Une autre aberration concerne l’obligation faite au praticien de répondre à toute réquisition, sous peine de poursuites et d’une amende de 150 euros. Il ne s’agit pas des médecins réquisitionnés dans le cadre de la PDS, souligne le secrétaire général du CNOM, puisqu’en l’occurrence, il n’est pas question d’assurer des soins. Certes, un médecin, suivant les circonstances, a le droit de se récuser, mais l’exercice de ce droit est fallacieux, puisque subordonné au fait de s’être déplacé pour répondre à la réquisition.
Autre problème majeur, la question de la disponibilité du praticien ne tient pas compte des contraintes auxquelles est soumis l’exercice médical. Pour un adulte, le médecin doit répondre en moins de trois heures. Mais pour un mineur de moins de 16 ans, il lui faut réagir sans délai en se rendant « immédiatement » dans les locaux de garde à vue, pour faire l’examen et rédiger le certificat. « Faudrait-il alors que le praticien sursoie à toute activité pour rester disponible à toute demande ? », s’interroge le Dr Vorhauer.

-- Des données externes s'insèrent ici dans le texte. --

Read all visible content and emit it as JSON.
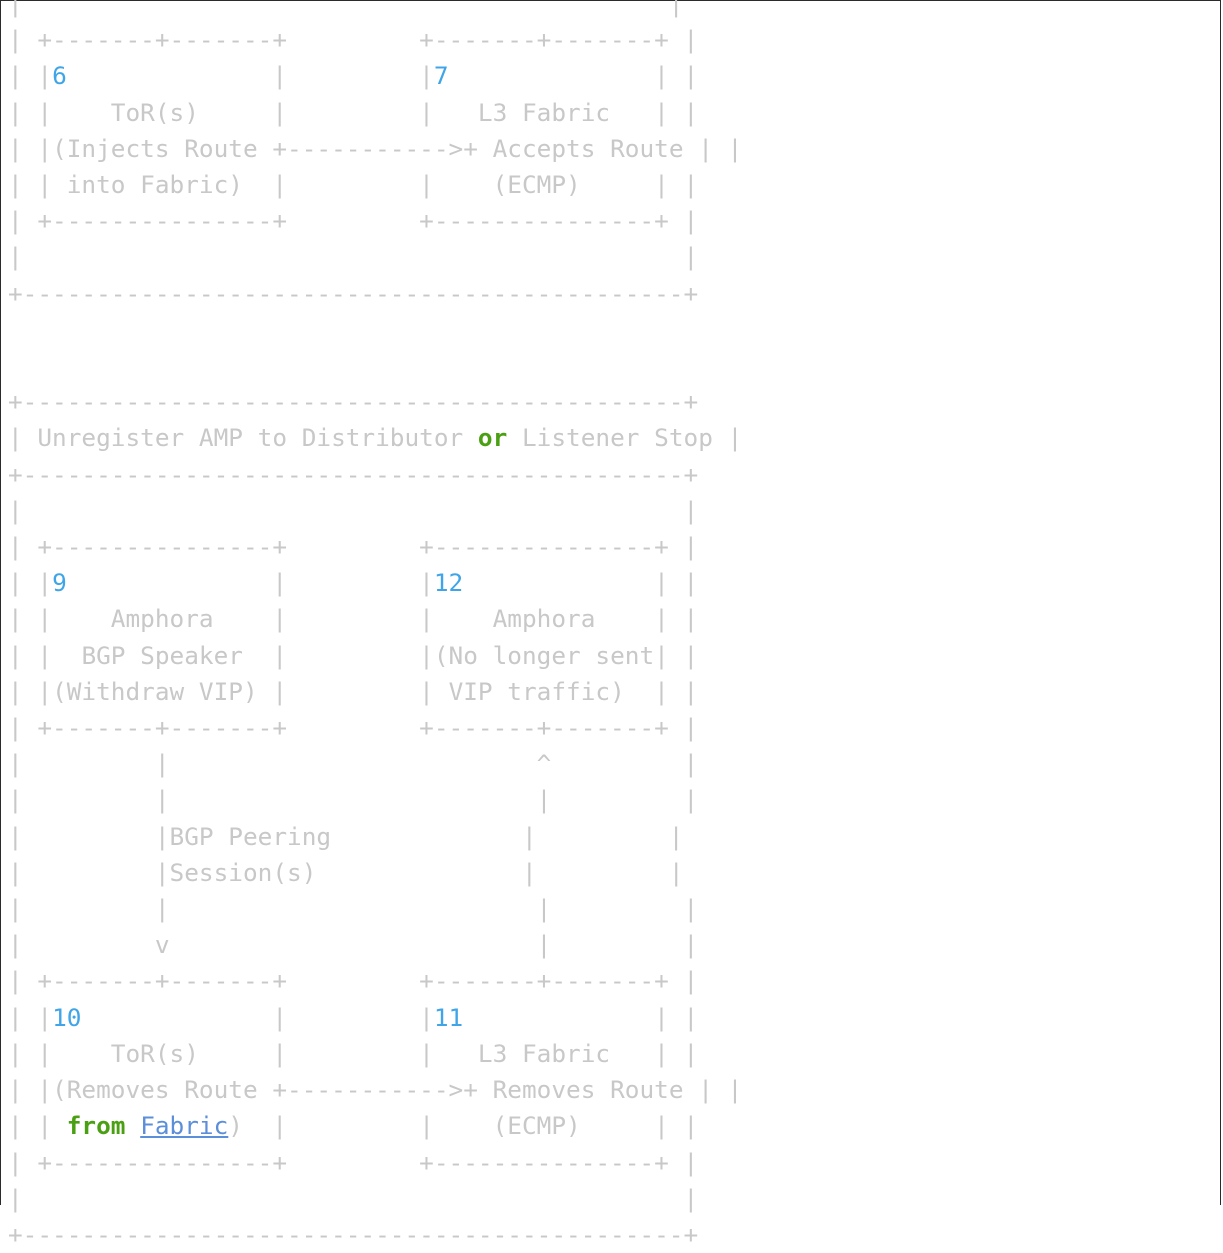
{
  "diagram": {
    "section1": {
      "node6": {
        "number": "6",
        "line1": "ToR(s)",
        "line2": "(Injects Route",
        "line3": "into Fabric)"
      },
      "node7": {
        "number": "7",
        "line1": "L3 Fabric",
        "line2": "Accepts Route",
        "line3": "(ECMP)"
      }
    },
    "section2": {
      "header_pre": "Unregister AMP to Distributor ",
      "header_or": "or",
      "header_post": " Listener Stop",
      "node9": {
        "number": "9",
        "line1": "Amphora",
        "line2": "BGP Speaker",
        "line3": "(Withdraw VIP)"
      },
      "node12": {
        "number": "12",
        "line1": "Amphora",
        "line2": "(No longer sent",
        "line3": "VIP traffic)"
      },
      "peering_label1": "BGP Peering",
      "peering_label2": "Session(s)",
      "node10": {
        "number": "10",
        "line1": "ToR(s)",
        "line2": "(Removes Route",
        "line3_from": "from",
        "line3_fabric": "Fabric",
        "line3_end": ")"
      },
      "node11": {
        "number": "11",
        "line1": "L3 Fabric",
        "line2": "Removes Route",
        "line3": "(ECMP)"
      }
    }
  }
}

Les conditions d’examen ne sont pas moins satisfaisantes : la loi stipule que l’examen de la personne gardée à vue ou retenue doit être confidentiel, en dehors de toute vue ou entente extérieure, avec un équipement spécifique, table d’examen et chaise. Or, tous les commissariats ou gendarmeries ne remplissent pas ces conditions minimales pour le bon déroulement des consultations.

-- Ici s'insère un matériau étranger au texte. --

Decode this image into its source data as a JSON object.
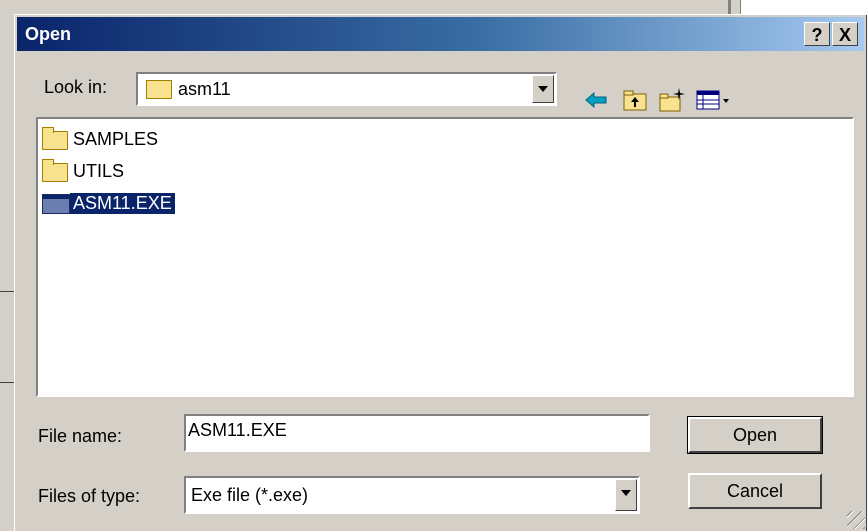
{
  "dialog": {
    "title": "Open",
    "help_label": "?",
    "close_label": "X"
  },
  "look_in": {
    "label": "Look in:",
    "value": "asm11",
    "icon": "folder-open-icon"
  },
  "toolbar": {
    "icons": [
      "back-arrow-icon",
      "up-folder-icon",
      "new-folder-icon",
      "view-menu-icon"
    ]
  },
  "files": [
    {
      "name": "SAMPLES",
      "icon": "folder-icon",
      "selected": false
    },
    {
      "name": "UTILS",
      "icon": "folder-icon",
      "selected": false
    },
    {
      "name": "ASM11.EXE",
      "icon": "exe-icon",
      "selected": true
    }
  ],
  "file_name": {
    "label": "File name:",
    "value": "ASM11.EXE"
  },
  "files_of_type": {
    "label": "Files of type:",
    "value": "Exe file (*.exe)"
  },
  "buttons": {
    "open": "Open",
    "cancel": "Cancel"
  },
  "colors": {
    "title_start": "#0a246a",
    "title_end": "#a6caf0",
    "selection": "#0a246a",
    "face": "#d4d0c8"
  }
}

Une formation insuffisante.
La formation des médecins fait également problème. « Bien sûr, remarque le secrétaire général du CNOM, tout praticien est à même d’effectuer l’examen demandé, dans une optique de prévention et de repérage du suicide, des conduites addictives, des pathologies mentales, pour recueillir les doléances du patient, rechercher des pathologies particulières, contrôler la continuité des soins et, le cas échéant, proposer une prise en charge thérapeutique. En revanche, la question d’une formation sur l’environnement judiciaire est posée. Des connaissances de la procédure pénale et du fonctionnement des administrations s’imposent, qui devrait être dispensée à des médecins volontaires. »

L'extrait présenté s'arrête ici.